Homeplace

Going home is the perfect way to celebrate the sacred days that close out the calendar year.

November-December 2018

All of us have a homeplace: it may be the place of our birth, where our forebears dwelled, where we were raised, or where the gravitational pull of landscape or culture has drawn us firmly into its orbit.

Richard G. Johnstone Jr., Executive Editor

More than anything, a homeplace is where we feel wanted and welcome, connected and content.

My homeplace is a rambling Dutch Colonial on the outskirts of a small mill town in west-central Georgia, where my late grandparents, two great-aunts and great-grandmother lived for decades. It’s where my mother grew up.

And it’s where my mother returned to give birth to me, her first-born, in the mid-1950s, after the U.S. Army assigned my father to an overseas post in Japan.

Thanks to the Army, my mother’s homeplace also became mine.

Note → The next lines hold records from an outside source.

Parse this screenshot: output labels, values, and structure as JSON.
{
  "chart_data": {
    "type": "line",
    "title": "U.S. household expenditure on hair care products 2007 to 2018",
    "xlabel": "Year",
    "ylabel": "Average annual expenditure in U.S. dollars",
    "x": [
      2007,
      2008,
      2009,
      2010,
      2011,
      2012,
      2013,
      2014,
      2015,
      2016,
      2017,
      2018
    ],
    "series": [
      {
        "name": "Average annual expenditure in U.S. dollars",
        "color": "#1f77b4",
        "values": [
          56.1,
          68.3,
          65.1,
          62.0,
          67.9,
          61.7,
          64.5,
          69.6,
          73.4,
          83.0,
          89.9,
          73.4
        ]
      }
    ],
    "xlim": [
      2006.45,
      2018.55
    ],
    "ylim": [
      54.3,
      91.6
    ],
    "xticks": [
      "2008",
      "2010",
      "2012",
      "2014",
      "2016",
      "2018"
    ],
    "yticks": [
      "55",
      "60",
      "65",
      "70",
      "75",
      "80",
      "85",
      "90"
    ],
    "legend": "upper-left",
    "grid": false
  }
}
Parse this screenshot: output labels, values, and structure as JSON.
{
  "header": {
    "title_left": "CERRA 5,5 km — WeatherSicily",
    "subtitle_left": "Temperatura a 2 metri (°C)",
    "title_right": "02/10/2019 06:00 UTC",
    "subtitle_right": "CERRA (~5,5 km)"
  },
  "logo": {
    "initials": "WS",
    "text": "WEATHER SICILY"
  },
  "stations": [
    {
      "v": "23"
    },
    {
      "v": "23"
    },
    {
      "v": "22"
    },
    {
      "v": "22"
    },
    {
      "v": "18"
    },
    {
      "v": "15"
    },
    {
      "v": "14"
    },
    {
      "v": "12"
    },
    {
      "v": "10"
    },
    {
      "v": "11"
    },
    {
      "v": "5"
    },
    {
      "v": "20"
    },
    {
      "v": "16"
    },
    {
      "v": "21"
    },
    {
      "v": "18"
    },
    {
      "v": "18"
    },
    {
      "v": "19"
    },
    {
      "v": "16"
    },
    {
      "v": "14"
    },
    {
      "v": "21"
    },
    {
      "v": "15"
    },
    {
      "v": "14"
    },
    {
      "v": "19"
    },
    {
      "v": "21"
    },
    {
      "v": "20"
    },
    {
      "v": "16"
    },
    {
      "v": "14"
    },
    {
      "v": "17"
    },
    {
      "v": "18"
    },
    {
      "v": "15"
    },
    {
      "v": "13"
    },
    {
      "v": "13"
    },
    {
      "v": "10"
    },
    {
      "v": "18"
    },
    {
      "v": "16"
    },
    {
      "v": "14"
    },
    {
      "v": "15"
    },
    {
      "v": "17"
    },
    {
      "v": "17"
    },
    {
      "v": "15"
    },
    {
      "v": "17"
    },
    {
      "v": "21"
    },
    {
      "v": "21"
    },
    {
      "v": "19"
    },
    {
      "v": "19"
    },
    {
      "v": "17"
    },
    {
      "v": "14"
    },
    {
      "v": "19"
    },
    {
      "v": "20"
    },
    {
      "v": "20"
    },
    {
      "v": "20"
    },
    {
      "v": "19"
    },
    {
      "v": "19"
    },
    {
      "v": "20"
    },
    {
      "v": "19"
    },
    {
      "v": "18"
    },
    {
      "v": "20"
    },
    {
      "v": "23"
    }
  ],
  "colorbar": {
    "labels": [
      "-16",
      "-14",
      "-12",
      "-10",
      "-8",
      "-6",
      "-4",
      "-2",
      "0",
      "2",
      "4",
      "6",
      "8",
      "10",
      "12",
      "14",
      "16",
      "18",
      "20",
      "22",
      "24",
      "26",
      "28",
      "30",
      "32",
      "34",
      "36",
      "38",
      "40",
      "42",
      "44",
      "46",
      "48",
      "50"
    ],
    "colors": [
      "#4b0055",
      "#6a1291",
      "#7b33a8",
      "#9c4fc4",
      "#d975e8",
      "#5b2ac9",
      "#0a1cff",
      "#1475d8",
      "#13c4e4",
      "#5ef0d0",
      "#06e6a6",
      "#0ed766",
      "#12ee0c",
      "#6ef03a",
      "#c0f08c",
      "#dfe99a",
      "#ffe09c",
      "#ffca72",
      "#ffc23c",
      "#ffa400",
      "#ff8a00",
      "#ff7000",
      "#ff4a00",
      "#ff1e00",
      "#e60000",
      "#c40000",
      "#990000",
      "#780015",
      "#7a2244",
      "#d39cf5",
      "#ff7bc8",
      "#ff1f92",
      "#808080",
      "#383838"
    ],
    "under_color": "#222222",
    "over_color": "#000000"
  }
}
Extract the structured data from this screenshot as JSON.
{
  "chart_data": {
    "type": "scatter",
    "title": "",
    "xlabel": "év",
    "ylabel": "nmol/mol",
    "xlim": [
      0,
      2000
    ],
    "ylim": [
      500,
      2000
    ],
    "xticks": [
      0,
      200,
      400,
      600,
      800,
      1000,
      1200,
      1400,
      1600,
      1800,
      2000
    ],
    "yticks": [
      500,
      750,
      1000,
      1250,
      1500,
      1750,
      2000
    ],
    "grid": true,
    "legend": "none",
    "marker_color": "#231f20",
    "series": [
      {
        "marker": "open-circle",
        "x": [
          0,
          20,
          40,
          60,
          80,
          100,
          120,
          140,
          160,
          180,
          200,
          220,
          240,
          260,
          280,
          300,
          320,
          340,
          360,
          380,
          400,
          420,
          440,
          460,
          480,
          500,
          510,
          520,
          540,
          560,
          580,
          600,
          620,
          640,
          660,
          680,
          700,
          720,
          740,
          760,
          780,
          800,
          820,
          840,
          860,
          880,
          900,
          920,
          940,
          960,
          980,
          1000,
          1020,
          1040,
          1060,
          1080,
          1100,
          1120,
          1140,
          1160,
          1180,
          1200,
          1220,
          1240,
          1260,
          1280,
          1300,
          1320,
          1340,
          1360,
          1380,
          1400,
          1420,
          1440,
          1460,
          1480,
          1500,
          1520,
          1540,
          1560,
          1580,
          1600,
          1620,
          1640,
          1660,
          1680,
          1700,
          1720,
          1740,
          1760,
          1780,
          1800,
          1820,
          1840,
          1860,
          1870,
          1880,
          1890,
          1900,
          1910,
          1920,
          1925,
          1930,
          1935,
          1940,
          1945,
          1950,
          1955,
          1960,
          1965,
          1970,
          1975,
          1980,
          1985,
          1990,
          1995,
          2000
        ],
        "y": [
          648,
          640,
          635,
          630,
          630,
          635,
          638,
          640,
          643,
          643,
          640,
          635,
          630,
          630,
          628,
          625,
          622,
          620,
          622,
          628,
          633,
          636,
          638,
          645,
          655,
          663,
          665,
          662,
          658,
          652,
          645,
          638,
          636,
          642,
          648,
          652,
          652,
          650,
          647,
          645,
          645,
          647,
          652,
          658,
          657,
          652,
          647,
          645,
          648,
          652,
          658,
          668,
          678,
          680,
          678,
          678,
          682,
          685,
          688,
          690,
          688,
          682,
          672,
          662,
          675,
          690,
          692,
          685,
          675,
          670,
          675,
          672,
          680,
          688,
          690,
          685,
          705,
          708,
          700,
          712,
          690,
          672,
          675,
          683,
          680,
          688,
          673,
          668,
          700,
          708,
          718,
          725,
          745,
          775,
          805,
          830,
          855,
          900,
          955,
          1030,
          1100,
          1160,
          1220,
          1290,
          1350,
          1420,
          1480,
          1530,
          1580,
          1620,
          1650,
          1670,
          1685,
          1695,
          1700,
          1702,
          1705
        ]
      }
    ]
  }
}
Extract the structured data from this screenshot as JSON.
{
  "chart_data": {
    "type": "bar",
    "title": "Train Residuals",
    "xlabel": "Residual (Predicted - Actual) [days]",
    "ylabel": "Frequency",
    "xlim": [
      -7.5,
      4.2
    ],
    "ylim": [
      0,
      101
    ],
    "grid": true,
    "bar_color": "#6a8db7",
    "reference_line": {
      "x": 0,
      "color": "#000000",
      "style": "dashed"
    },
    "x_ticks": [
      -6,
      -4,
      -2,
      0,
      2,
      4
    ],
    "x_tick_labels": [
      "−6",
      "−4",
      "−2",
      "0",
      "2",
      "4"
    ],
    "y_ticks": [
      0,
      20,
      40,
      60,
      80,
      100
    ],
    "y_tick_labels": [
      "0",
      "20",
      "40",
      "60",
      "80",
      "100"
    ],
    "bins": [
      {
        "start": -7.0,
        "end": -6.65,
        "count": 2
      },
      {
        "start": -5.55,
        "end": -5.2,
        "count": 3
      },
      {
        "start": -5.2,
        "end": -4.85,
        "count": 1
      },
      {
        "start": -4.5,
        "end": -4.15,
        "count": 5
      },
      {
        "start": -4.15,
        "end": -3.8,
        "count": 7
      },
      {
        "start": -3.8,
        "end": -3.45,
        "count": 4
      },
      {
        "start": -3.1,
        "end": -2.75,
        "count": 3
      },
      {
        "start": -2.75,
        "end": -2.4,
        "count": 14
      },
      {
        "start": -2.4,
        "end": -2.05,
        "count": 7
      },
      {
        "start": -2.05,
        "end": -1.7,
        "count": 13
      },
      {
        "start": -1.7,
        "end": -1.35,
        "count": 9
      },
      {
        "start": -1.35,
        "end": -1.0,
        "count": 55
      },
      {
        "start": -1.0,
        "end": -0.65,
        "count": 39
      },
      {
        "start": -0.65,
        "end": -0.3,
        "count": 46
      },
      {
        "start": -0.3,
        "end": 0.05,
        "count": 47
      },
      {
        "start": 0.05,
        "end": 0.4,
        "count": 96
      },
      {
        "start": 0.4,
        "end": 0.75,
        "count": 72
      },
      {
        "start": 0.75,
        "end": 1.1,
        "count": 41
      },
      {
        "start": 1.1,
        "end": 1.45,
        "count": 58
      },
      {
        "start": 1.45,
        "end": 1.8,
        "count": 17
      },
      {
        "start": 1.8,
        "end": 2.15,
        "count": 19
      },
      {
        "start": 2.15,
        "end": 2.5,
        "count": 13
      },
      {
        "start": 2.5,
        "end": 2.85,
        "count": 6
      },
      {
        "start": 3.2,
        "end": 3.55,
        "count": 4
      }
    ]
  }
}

It’s where I spent the first year of my life, and most of my summers growing up, in the warm embrace of a large, loving family, surrounded by the simple pleasures of small-town life in the 1960s and ’70s.

It’s also where my parents, my brother and I would visit during many wonderful Christmases, in an era where a small, tacky silver tree, a simple wreath on the door, and a few multi-colored bulbs glowing in the Japanese hollies constituted a festive holiday house. The holiday, after all, was not about the flashy wrapping paper; it was about the love and caring inside the box. (And, sure, also about the generous spread of food to be shared!)

After the passing of my grandparents long ago, the Dutch Colonial passed to others, who now make their own memories in those very same spaces I remember so fondly, so well. I’m grateful for the time I spent there.

And we’re grateful for the time our readers spend with us, in the shared space of a special little magazine. To close out our final issue of the year, we herewith offer some favorite passages from treasured works of the season.

Imagine a morning in late November. A coming of winter morning more than twenty years ago. Consider the kitchen of a spreading old house in a country town … A woman with shorn white hair is standing at the kitchen window. She is wearing tennis shoes and a shapeless gray sweater over a summery calico dress. She is small and sprightly, like a bantam hen; but, due to a long youthful illness, her shoulders are pitifully hunched. Her face is remarkable — not unlike Lincoln’s, craggy like that, and tinted by sun and wind; but it is delicate, too, finely boned, and her eyes are sherry-colored and timid.

“Oh my,” she exclaims, her breath smoking the windowpane, “it’s fruitcake weather!”

— Truman Capote, “A Christmas Memory,”
from Selected Writings of Truman Capote, 1956.

We sleep, and at length awake to the still reality of a winter morning. The snow lies warm as cotton or down upon the window sill; the broadened sash and frosted panes admit a dim and private light, which enhances the snug cheer within.

— Henry David Thoreau,
“A Winter Walk,” 1843.

“It’s all so beautiful and at the same time so baffling,” said Mrs. Baxter … “What is Christmas? You can’t tell me and neither can anyone else. Is it a religious day — or a pagan festival — or is it just a bit of folklore that won’t die?”

“Or a shot in the arm for the department stores,” suggested Mr. Baxter.

“All right. A shot in the arm, if you will. It can be all these things and at the same time it’s none of them. On the surface it’s dozens of things that are constantly changing. Yet the heart of it never changes. It just goes right on beating through the centuries, strong and ageless.”

— Edward Streeter, Merry Christmas,
Mr. Baxter, 1956.

The miracle of Christmas is that, like the distant and very musical voice of the hound, it penetrates finally and becomes heard in the heart — over so many years, through so many cheap curtain-raisers. It is not destroyed even by all the arts and craftiness of the destroyers, having an essential simplicity that is everlasting and triumphant, at the end of confusion.

— E. B. White, “The Distant Music of the Hounds,”
from The Second Tree from the Corner, 1949.